Duterte: Bill for coconut industry trust fund unconstitutional

Published February 18, 2019, 11:47 AM

by Patrick Garcia

By Argyll Cyrus Geducos

President Duterte vetoed the bill creating the coconut farmers and industry trust fund as it may possibly violate the Constitution.

President Rodrigo Roa Duterte (ACE MORANDANTE / PRESIDENTIAL PHOTO / MANILA BULLETIN)
President Rodrigo Roa Duterte (ACE MORANDANTE / PRESIDENTIAL PHOTO / MANILA BULLETIN)

This came after Duterte also vetoed an earlier related bill on the Philippine Coconut Authority (PCA).

In his message to both houses of Congress, Duterte said that while he was keen on ensuring the well-being of coconut farmers, he had to veto Senate Bill No. 1233 / House Bill No. 5745.

“As desirous as I am to sign into law the long awaited measures that will enable us to attain these objectives, it is with much regret that I express serious concerns on the bill as presently formulated,” he said.

“After much deliberation, I have come to the conclusion that the bill may be violative of the Constitution and is lacking in vital safeguards to avoid repetition of painful mistakes committed in the past,” he added.

According to Duterte, the establishment of a perpetual Trust Fund would violate Article VI, Section 29(3) of the Constitution which provides that “all money collected on any tax levied for a special purpose shall be treated as a special fund and paid out for such purpose only. If the purpose for which the special fund was created has been fulfilled or abandoned, the balance, if any shall be transferred to the general fund of the Government.”

Duterte also said the absence of a limit on a covered land area for entitlement to the benefits of the Trust Fund may disproportionately benefit wealthy coconut farm owners more than the smallholders who desperately need the government’s affirmative assistance.

He pointed out lastly that the broad powers given to the PCA would undermine relevant regulations and safeguards that were established precisely to avoid abuses.

Duterte, however, hopes that the Congress will be able to come up with a better bill since the one he vetoed did not reflect their goal of advancing the welfare of small coconut farmers.

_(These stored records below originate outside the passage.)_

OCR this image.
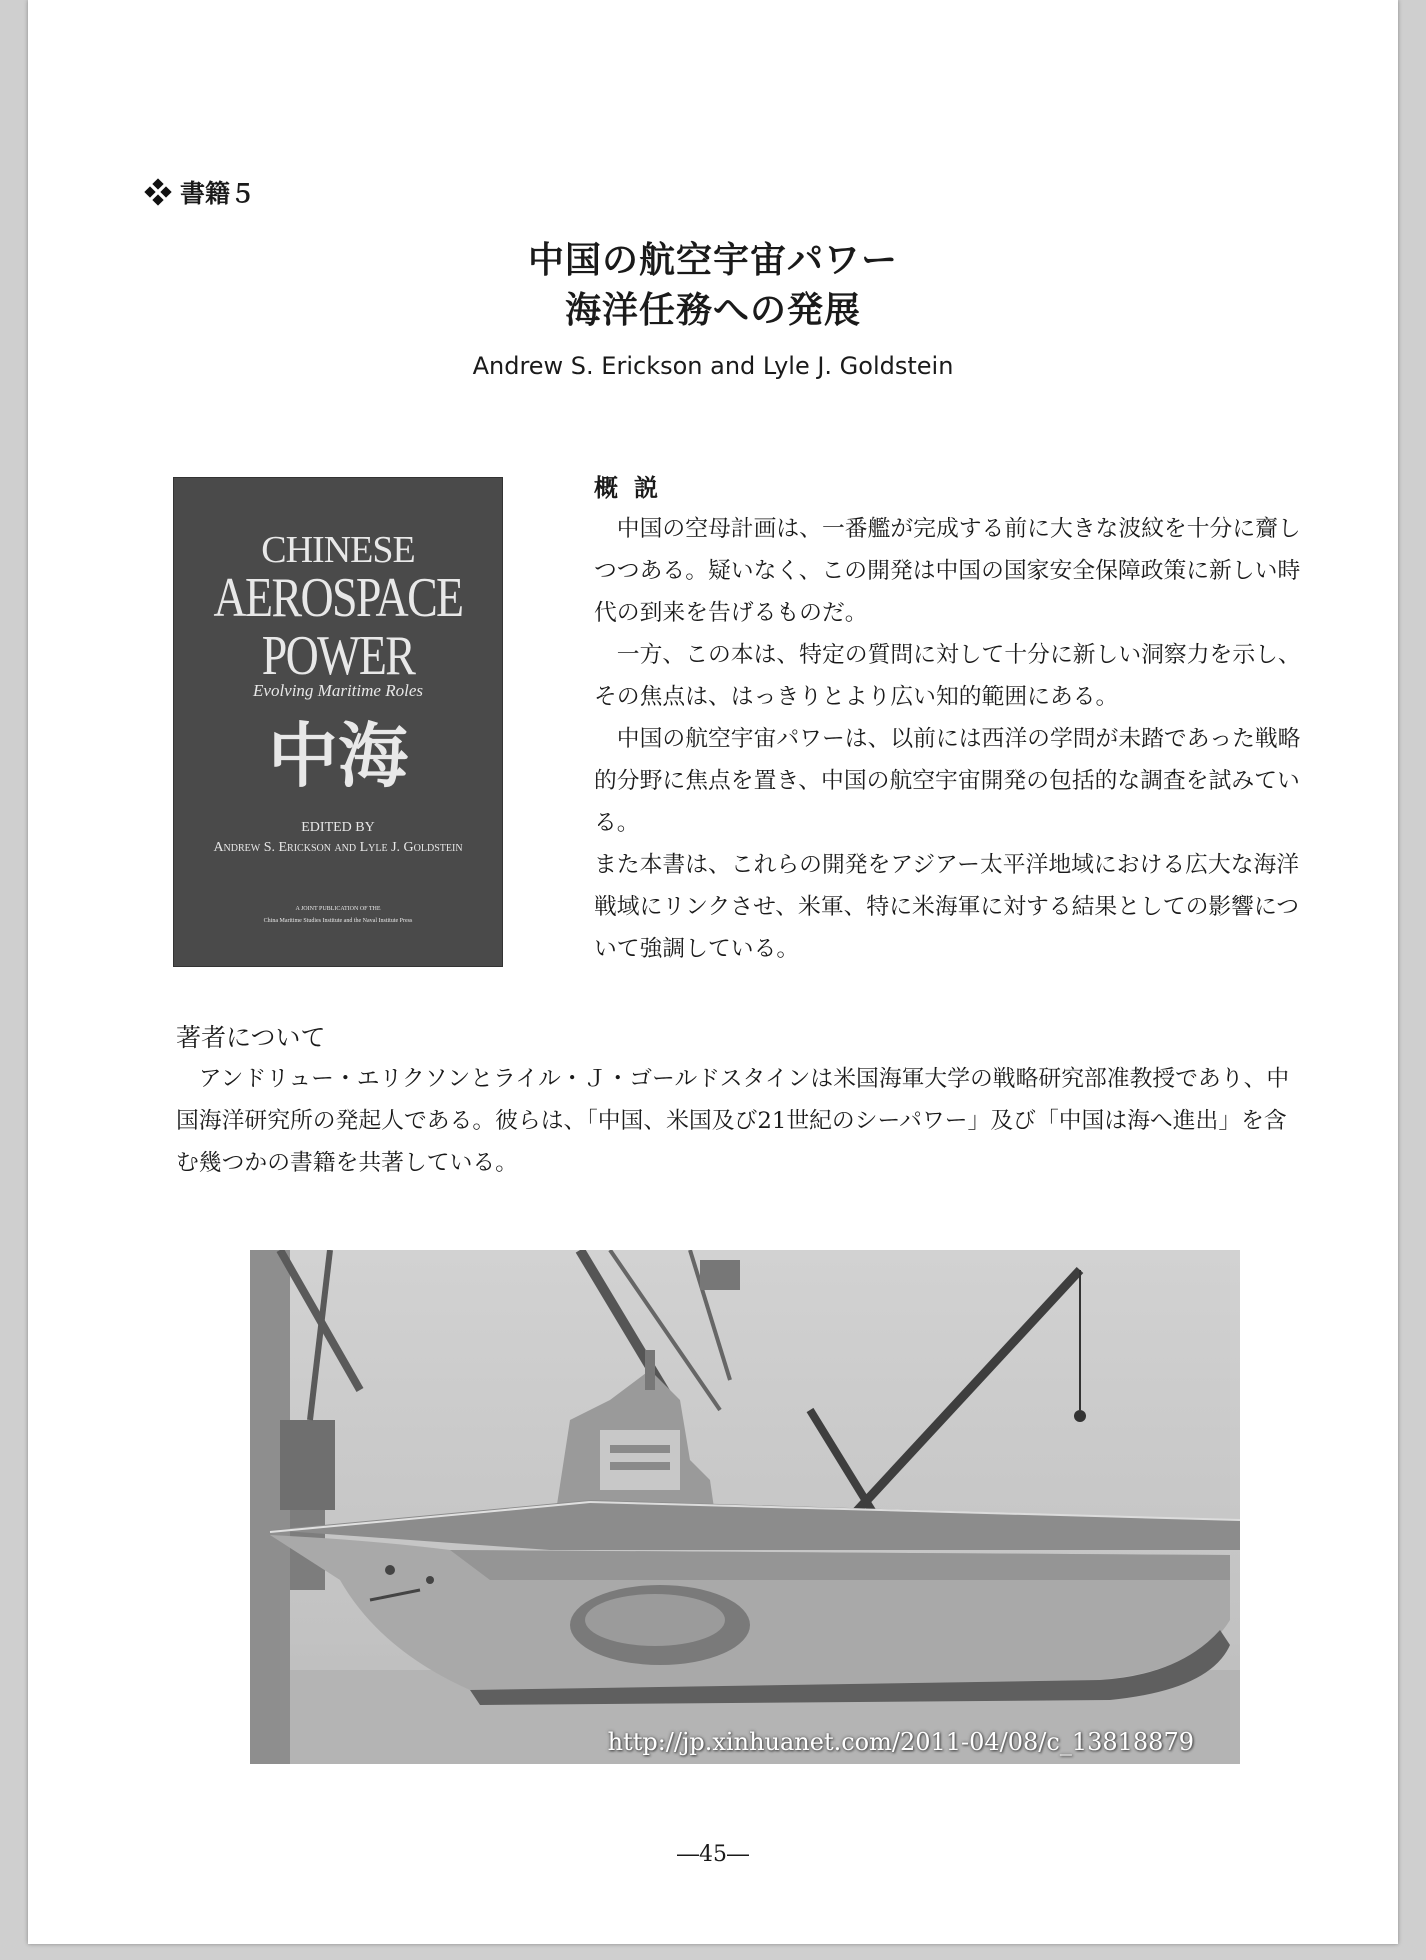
書籍５
中国の航空宇宙パワー
海洋任務への発展
Andrew S. Erickson and Lyle J. Goldstein
CHINESE
AEROSPACE
POWER
Evolving Maritime Roles
中海
EDITED BY
Andrew S. Erickson and Lyle J. Goldstein
A JOINT PUBLICATION OF THE
China Maritime Studies Institute and the Naval Institute Press
概説

中国の空母計画は、一番艦が完成する前に大きな波紋を十分に齎しつつある。疑いなく、この開発は中国の国家安全保障政策に新しい時代の到来を告げるものだ。

一方、この本は、特定の質問に対して十分に新しい洞察力を示し、その焦点は、はっきりとより広い知的範囲にある。

中国の航空宇宙パワーは、以前には西洋の学問が未踏であった戦略的分野に焦点を置き、中国の航空宇宙開発の包括的な調査を試みている。

また本書は、これらの開発をアジアー太平洋地域における広大な海洋戦域にリンクさせ、米軍、特に米海軍に対する結果としての影響について強調している。

著者について

アンドリュー・エリクソンとライル・Ｊ・ゴールドスタインは米国海軍大学の戦略研究部准教授であり、中国海洋研究所の発起人である。彼らは、「中国、米国及び21世紀のシーパワー」及び「中国は海へ進出」を含む幾つかの書籍を共著している。

http://jp.xinhuanet.com/2011-04/08/c_13818879
―45―
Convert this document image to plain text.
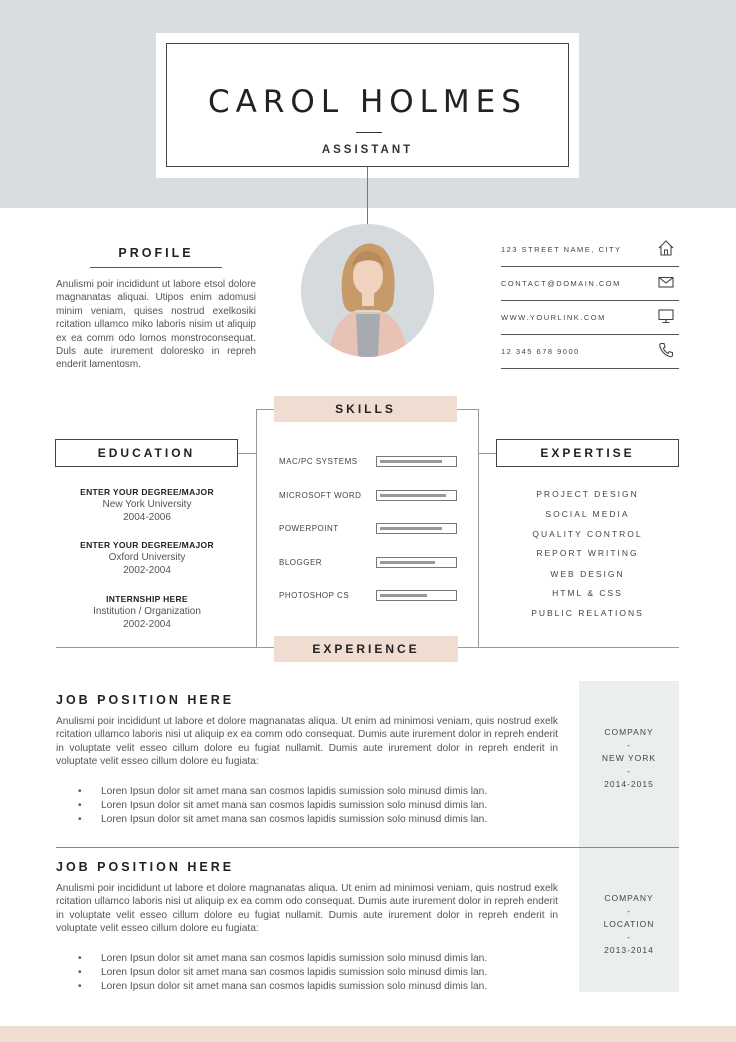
CAROL HOLMES
ASSISTANT
PROFILE
Anulismi poir incididunt ut labore etsol dolore magnanatas aliquai. Utipos enim adomusi minim veniam, quises nostrud exelkosiki rcitation ullamco miko laboris nisim ut aliquip ex ea comm odo lomos monstroconsequat. Duls aute irurement doloresko in repreh enderit lamentosm.
123 STREET NAME, CITY
CONTACT@DOMAIN.COM
WWW.YOURLINK.COM
12 345 678 9000
SKILLS
EDUCATION	EXPERTISE
MAC/PC SYSTEMS
MICROSOFT WORD
POWERPOINT
BLOGGER
PHOTOSHOP CS
ENTER YOUR DEGREE/MAJOR
New York University
2004-2006
ENTER YOUR DEGREE/MAJOR
Oxford University
2002-2004
INTERNSHIP HERE
Institution / Organization
2002-2004
PROJECT DESIGN
SOCIAL MEDIA
QUALITY CONTROL
REPORT WRITING
WEB DESIGN
HTML & CSS
PUBLIC RELATIONS
EXPERIENCE
JOB POSITION HERE
Anulismi poir incididunt ut labore et dolore magnanatas aliqua. Ut enim ad minimosi veniam, quis nostrud exelk rcitation ullamco laboris nisi ut aliquip ex ea comm odo consequat. Dumis aute irurement dolor in repreh enderit in voluptate velit esseo cillum dolore eu fugiat nullamit. Dumis aute irurement dolor in repreh enderit in voluptate velit esseo cillum dolore eu fugiata:
• Loren Ipsun dolor sit amet mana san cosmos lapidis sumission solo minusd dimis lan.
• Loren Ipsun dolor sit amet mana san cosmos lapidis sumission solo minusd dimis lan.
• Loren Ipsun dolor sit amet mana san cosmos lapidis sumission solo minusd dimis lan.
COMPANY
-
NEW YORK
-
2014-2015
JOB POSITION HERE
Anulismi poir incididunt ut labore et dolore magnanatas aliqua. Ut enim ad minimosi veniam, quis nostrud exelk rcitation ullamco laboris nisi ut aliquip ex ea comm odo consequat. Dumis aute irurement dolor in repreh enderit in voluptate velit esseo cillum dolore eu fugiat nullamit. Dumis aute irurement dolor in repreh enderit in voluptate velit esseo cillum dolore eu fugiata:
• Loren Ipsun dolor sit amet mana san cosmos lapidis sumission solo minusd dimis lan.
• Loren Ipsun dolor sit amet mana san cosmos lapidis sumission solo minusd dimis lan.
• Loren Ipsun dolor sit amet mana san cosmos lapidis sumission solo minusd dimis lan.
COMPANY
-
LOCATION
-
2013-2014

“The aforestated provisions do not reflect our ultimate goal of accelerating the full utilization of coco levy assets and funds for the benefit of marginalized coconut farmers and our coconut industry, with due regard to relevant constitutional provisions,” he said.

“I am hopeful that Congress and the Executive will continue working together towards a formulation of the relevant bill that is acceptable to all,” he added.

Early this month, Duterte vetoed Senate Bill 1976 and House Bill 8522, an Act to Further Strengthen the Philippine Coconut Authority, amending Presidential Decree No. 1468, otherwise known as Revised Coconut Industry Code, as amended, and Appropriating Funds Therefor.

According to Presidential Spokesperson Salvador Panelo, Duterte thought that the said enrolled bill was vulnerable to corruption.

“The P10-billion in annual appropriation for the development of an industry whose implementation is placed on an agency not required to seek approval from the Executive Branch is susceptible to corruption akin to creating pork barrel funds,” he said.

“The oversight functions over the Philippine Coconut Authority (PCA) is placed only with Congress. Specifically, the strengthened PCA Bill mentions of an oversight to be exercised by the Coconut Farmers and the Industry Oversight Committee to the exclusion of the Executive Branch,” he added.

The Palace official noted that a reconstituted PCA would given various functions including but not limited to the sale, disposition, or dissolution of coco levy assets without checks and balances.

“Such condition will diminish the ability of the Department of Justice, through the Office of the Solicitor-General in coordination with the Presidential Commission on Good Government to act on cases relating to coco levy assets,” Panelo explained.

Panelo also mentioned that the addition of seven members from the private sector to the reconstituted 15-member PCA board under the new bill will allow private persons to influence the disbursement of public funds.

He then said that the PCA, under the new bill, is being set up like the Road Board which Duterte wanted dissolved because it has become the milking cow of corrupt politicians.

“The PCA is set up like the Road Board which is heavily criticized for allegations of corruption and misappropriation of funds. The PCA Board, like the Road Board which disburses the Motor Vehicle User’s Charge, is given full authority to disburse P10-billion every year in perpetuity without a terminal date, and subject only to review by Congress after six years,” Panelo said.